While filming his latest movie, Bachchan spoke about filmmaking itself, describing it as great and delicate art where all other art combines to produce one big picture. Painting, music, architecture, writing, everything is combined in order to produce a 90 minute of pure art.

Adding to Bachchan’s statement, Cinema, the 7th art, brings together the first 6 art-types that were described by the German philosopher Hegel in his work „ Lectures on Aesthetics“. The original 6 arts are architecture, sculpture, painting, dance, music, and poetry.

Cinema is looked as a more „commercial“ art, sometimes blamed to lack the aesthetic in comparison to the first 6. Movies have been placed in the entertainment department first and in the art itself later.

Because of that, it has fallen more on the „cheap“ side when comparing to painting or classical music, although exactly these arts often interact in the movie world.
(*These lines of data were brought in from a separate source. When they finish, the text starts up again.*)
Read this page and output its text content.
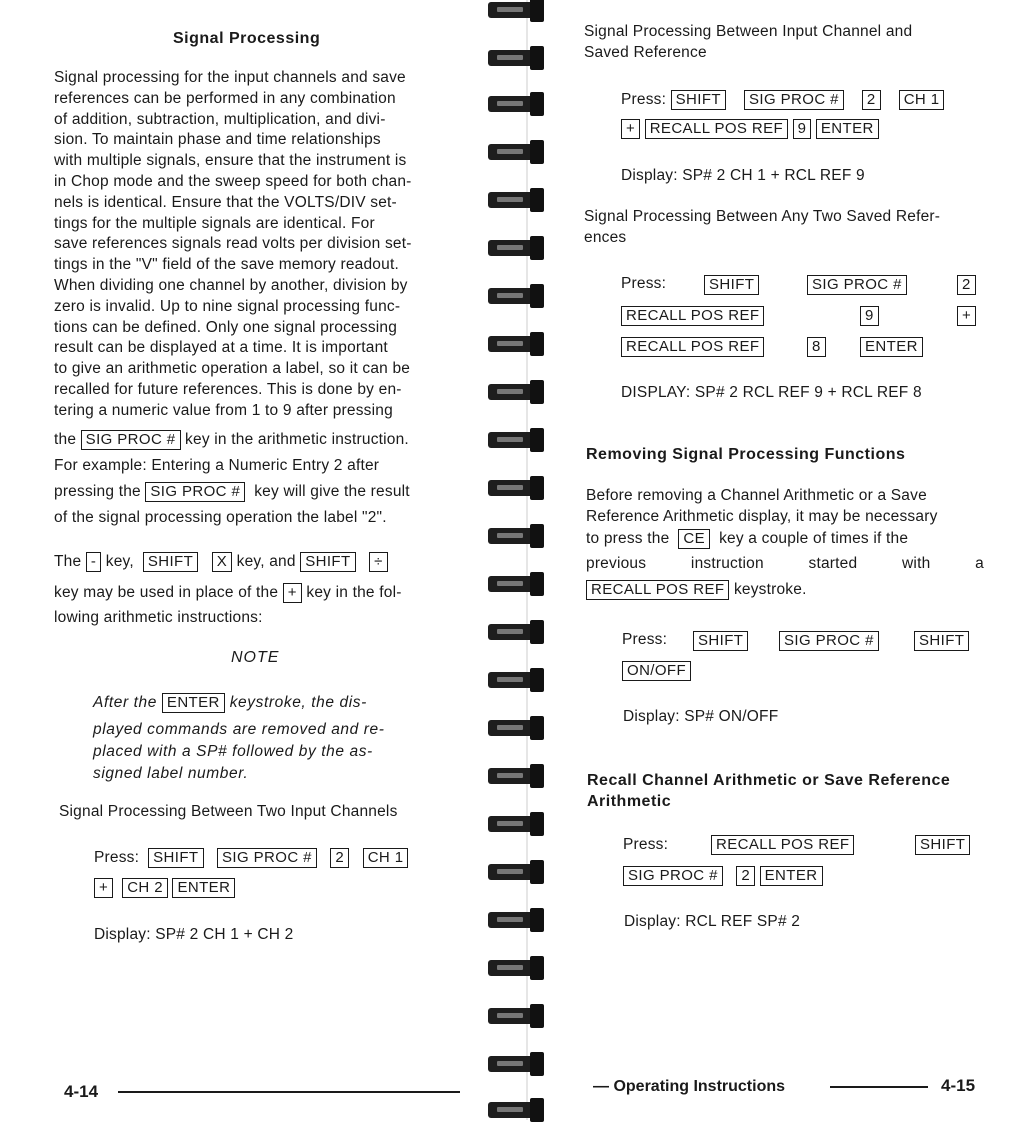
Signal Processing
Signal processing for the input channels and save
references can be performed in any combination
of addition, subtraction, multiplication, and divi-
sion. To maintain phase and time relationships
with multiple signals, ensure that the instrument is
in Chop mode and the sweep speed for both chan-
nels is identical. Ensure that the VOLTS/DIV set-
tings for the multiple signals are identical. For
save references signals read volts per division set-
tings in the "V" field of the save memory readout.
When dividing one channel by another, division by
zero is invalid. Up to nine signal processing func-
tions can be defined. Only one signal processing
result can be displayed at a time. It is important
to give an arithmetic operation a label, so it can be
recalled for future references. This is done by en-
tering a numeric value from 1 to 9 after pressing
the SIG PROC # key in the arithmetic instruction.
For example: Entering a Numeric Entry 2 after
pressing the SIG PROC # key will give the result
of the signal processing operation the label "2".
The - key, SHIFT X key, and SHIFT ÷
key may be used in place of the + key in the fol-
lowing arithmetic instructions:
NOTE
After the ENTER keystroke, the dis-
played commands are removed and re-
placed with a SP# followed by the as-
signed label number.
Signal Processing Between Two Input Channels
Press: SHIFT SIG PROC # 2 CH 1
+ CH 2 ENTER
Display: SP# 2 CH 1 + CH 2
4-14
Signal Processing Between Input Channel and
Saved Reference
Press: SHIFT SIG PROC # 2 CH 1
+ RECALL POS REF 9 ENTER
Display: SP# 2 CH 1 + RCL REF 9
Signal Processing Between Any Two Saved Refer-
ences
Press:	SHIFT	SIG PROC #	2
RECALL POS REF	9	+
RECALL POS REF	8	ENTER
DISPLAY: SP# 2 RCL REF 9 + RCL REF 8
Removing Signal Processing Functions
Before removing a Channel Arithmetic or a Save
Reference Arithmetic display, it may be necessary
to press the CE key a couple of times if the
previous	instruction	started	with	a
RECALL POS REF keystroke.
Press:	SHIFT	SIG PROC #	SHIFT
ON/OFF
Display: SP# ON/OFF
Recall Channel Arithmetic or Save Reference
Arithmetic
Press:	RECALL POS REF	SHIFT
SIG PROC # 2 ENTER
Display: RCL REF SP# 2
— Operating Instructions	4-15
Putting the story aside, observing directors such as Aronofsky or Sorrentino, there are many „artistic rules“ found in their movies — from the golden rule in the frames to a careful combination of colors. These are all aesthetic values that originate from different arts and further down the line, cinema itself has its own artistic rules.

The „thorn on the side“ is, of course, cheap cinema. The back-alley of cinema that ended up in the spotlight. This doesn’t mean a mainstream movie can’t be art. It has often been proved by directors such as Hitchcock, Benigni or Haasan. But everyone knows about which cinema is talked, although some might not admit it. As we have artistic and cheap music, the same distinction can be found in cinema as well.

A lot more could be written on this subject, but to come to the conclusion; cinema is the official 7th art and if it was possible, a museum would be build to keep safe all those great pieces of art. Pieces that we admire and enjoy.